In Mannheim erteilte die genervte Basis dem Niedersachsen die Quittung für die monatelang betriebene öffentliche Demontage von Parteichef Rudolf Scharping. Seitdem hat das „enfant terrible“der SPD dazugelernt. Schröder hat erkannt, daß es sein Ziel nur mit und nicht gegen die Partei erreichen kann. Deshalb zeigt er heute demonstrativ Loyalität, wo er früher den Heckenschützen spielte.

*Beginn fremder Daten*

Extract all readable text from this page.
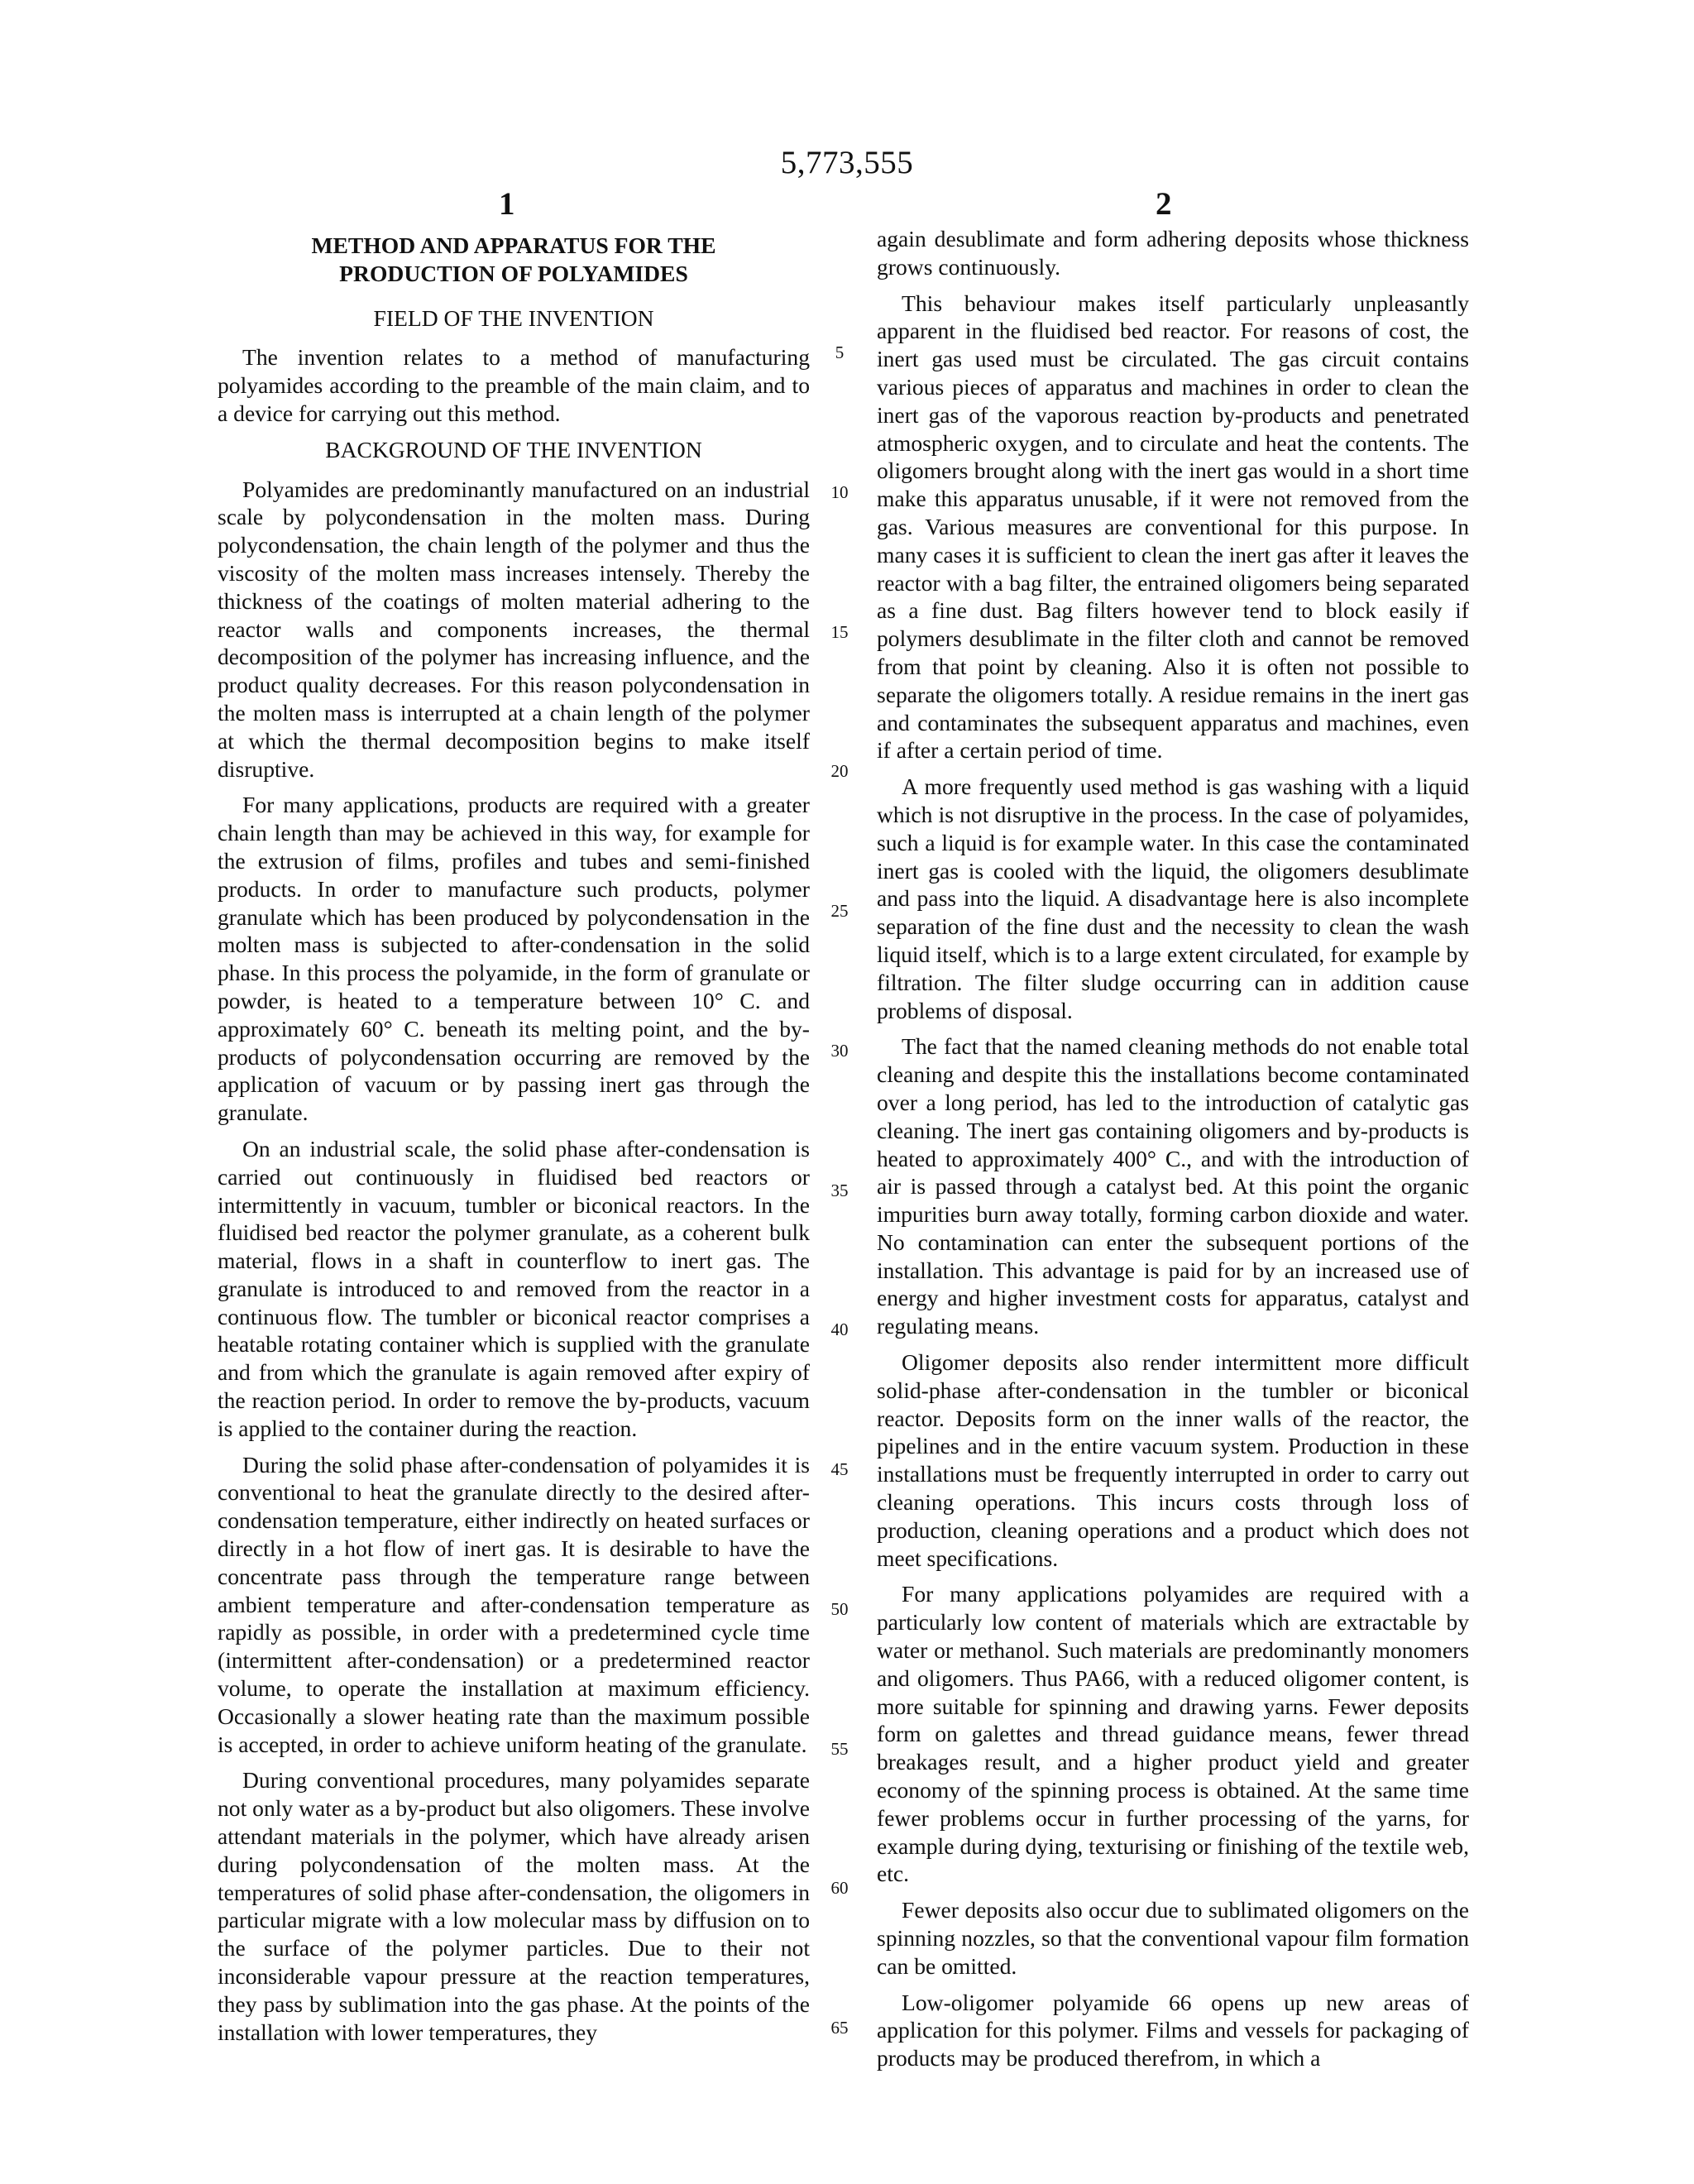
5,773,555
1	2
METHOD AND APPARATUS FOR THE
PRODUCTION OF POLYAMIDES
FIELD OF THE INVENTION

The invention relates to a method of manufacturing polyamides according to the preamble of the main claim, and to a device for carrying out this method.

BACKGROUND OF THE INVENTION

Polyamides are predominantly manufactured on an industrial scale by polycondensation in the molten mass. During polycondensation, the chain length of the polymer and thus the viscosity of the molten mass increases intensely. Thereby the thickness of the coatings of molten material adhering to the reactor walls and components increases, the thermal decomposition of the polymer has increasing influence, and the product quality decreases. For this reason polycondensation in the molten mass is interrupted at a chain length of the polymer at which the thermal decomposition begins to make itself disruptive.

For many applications, products are required with a greater chain length than may be achieved in this way, for example for the extrusion of films, profiles and tubes and semi-finished products. In order to manufacture such products, polymer granulate which has been produced by polycondensation in the molten mass is subjected to after-condensation in the solid phase. In this process the polyamide, in the form of granulate or powder, is heated to a temperature between 10° C. and approximately 60° C. beneath its melting point, and the by-products of polycondensation occurring are removed by the application of vacuum or by passing inert gas through the granulate.

On an industrial scale, the solid phase after-condensation is carried out continuously in fluidised bed reactors or intermittently in vacuum, tumbler or biconical reactors. In the fluidised bed reactor the polymer granulate, as a coherent bulk material, flows in a shaft in counterflow to inert gas. The granulate is introduced to and removed from the reactor in a continuous flow. The tumbler or biconical reactor comprises a heatable rotating container which is supplied with the granulate and from which the granulate is again removed after expiry of the reaction period. In order to remove the by-products, vacuum is applied to the container during the reaction.

During the solid phase after-condensation of polyamides it is conventional to heat the granulate directly to the desired after-condensation temperature, either indirectly on heated surfaces or directly in a hot flow of inert gas. It is desirable to have the concentrate pass through the temperature range between ambient temperature and after-condensation temperature as rapidly as possible, in order with a predetermined cycle time (intermittent after-condensation) or a predetermined reactor volume, to operate the installation at maximum efficiency. Occasionally a slower heating rate than the maximum possible is accepted, in order to achieve uniform heating of the granulate.

During conventional procedures, many polyamides separate not only water as a by-product but also oligomers. These involve attendant materials in the polymer, which have already arisen during polycondensation of the molten mass. At the temperatures of solid phase after-condensation, the oligomers in particular migrate with a low molecular mass by diffusion on to the surface of the polymer particles. Due to their not inconsiderable vapour pressure at the reaction temperatures, they pass by sublimation into the gas phase. At the points of the installation with lower temperatures, they

again desublimate and form adhering deposits whose thickness grows continuously.

This behaviour makes itself particularly unpleasantly apparent in the fluidised bed reactor. For reasons of cost, the inert gas used must be circulated. The gas circuit contains various pieces of apparatus and machines in order to clean the inert gas of the vaporous reaction by-products and penetrated atmospheric oxygen, and to circulate and heat the contents. The oligomers brought along with the inert gas would in a short time make this apparatus unusable, if it were not removed from the gas. Various measures are conventional for this purpose. In many cases it is sufficient to clean the inert gas after it leaves the reactor with a bag filter, the entrained oligomers being separated as a fine dust. Bag filters however tend to block easily if polymers desublimate in the filter cloth and cannot be removed from that point by cleaning. Also it is often not possible to separate the oligomers totally. A residue remains in the inert gas and contaminates the subsequent apparatus and machines, even if after a certain period of time.

A more frequently used method is gas washing with a liquid which is not disruptive in the process. In the case of polyamides, such a liquid is for example water. In this case the contaminated inert gas is cooled with the liquid, the oligomers desublimate and pass into the liquid. A disadvantage here is also incomplete separation of the fine dust and the necessity to clean the wash liquid itself, which is to a large extent circulated, for example by filtration. The filter sludge occurring can in addition cause problems of disposal.

The fact that the named cleaning methods do not enable total cleaning and despite this the installations become contaminated over a long period, has led to the introduction of catalytic gas cleaning. The inert gas containing oligomers and by-products is heated to approximately 400° C., and with the introduction of air is passed through a catalyst bed. At this point the organic impurities burn away totally, forming carbon dioxide and water. No contamination can enter the subsequent portions of the installation. This advantage is paid for by an increased use of energy and higher investment costs for apparatus, catalyst and regulating means.

Oligomer deposits also render intermittent more difficult solid-phase after-condensation in the tumbler or biconical reactor. Deposits form on the inner walls of the reactor, the pipelines and in the entire vacuum system. Production in these installations must be frequently interrupted in order to carry out cleaning operations. This incurs costs through loss of production, cleaning operations and a product which does not meet specifications.

For many applications polyamides are required with a particularly low content of materials which are extractable by water or methanol. Such materials are predominantly monomers and oligomers. Thus PA66, with a reduced oligomer content, is more suitable for spinning and drawing yarns. Fewer deposits form on galettes and thread guidance means, fewer thread breakages result, and a higher product yield and greater economy of the spinning process is obtained. At the same time fewer problems occur in further processing of the yarns, for example during dying, texturising or finishing of the textile web, etc.

Fewer deposits also occur due to sublimated oligomers on the spinning nozzles, so that the conventional vapour film formation can be omitted.

Low-oligomer polyamide 66 opens up new areas of application for this polymer. Films and vessels for packaging of products may be produced therefrom, in which a

5
10
15
20
25
30
35
40
45
50
55
60
65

Das gilt vor allem für die Frage der SPD-Kanzlerkandidatur. Kein Interviewer konnte Schröder in den vergangenen Monaten einen Satz entlocken, der irgendwie als das Anmelden eines Anspruches gegenüber dem Parteivorsitzenden Oskar Lafontaine interpretierbar war. Lapidar wiederholte er Formeln wie: „Der Parteivorsitzende hat das erste Wort. Er wird einen Vorschlag machen, den ich akzeptieren werde.“Nur eines hat Schröder kurz vor dem Parteitag noch klargestellt: Entweder er wird Kanzler in Bonn oder er bleibt Regierungschef in Hannover. So gibt sich der Kandidatenanwärter äußerlich gelassen, sonnt sich in glänzenden Umfragewerten und bestimmt zudem ein ums andere Mal die politische Debatte im Lande. So wie mit seinen Vorstößen zur Kriminalitätsbekämpfung und zu den Renten. Doch Parteidisziplin um jeden Preis ist Schröders Sache nach wie vor nicht. Wo er es für nötig hält, pfeift er weiter auf die Parteilinie. Etwa beim Thema Ausbildungsplatzabgabe. Während die Genossen in Bonn für eine Umlage kämpfen, erklärt Schröder: „Die niedersächsische Landesregierung wird im Bundesrat keinem Antrag zustimmen, der eine bundesweite Umlage zum Ziel hat.“dpa

Schröder ist auf den „Job“im Kanzleramt weiter heiß. In der letzten Zeit hat erim wichtigen SPD-Landesverband Nordrhein-Westfalen versucht, bei der Basis Boden gutzumachen. Ob ihm das gelungen ist, wird sich jetzt zeigen.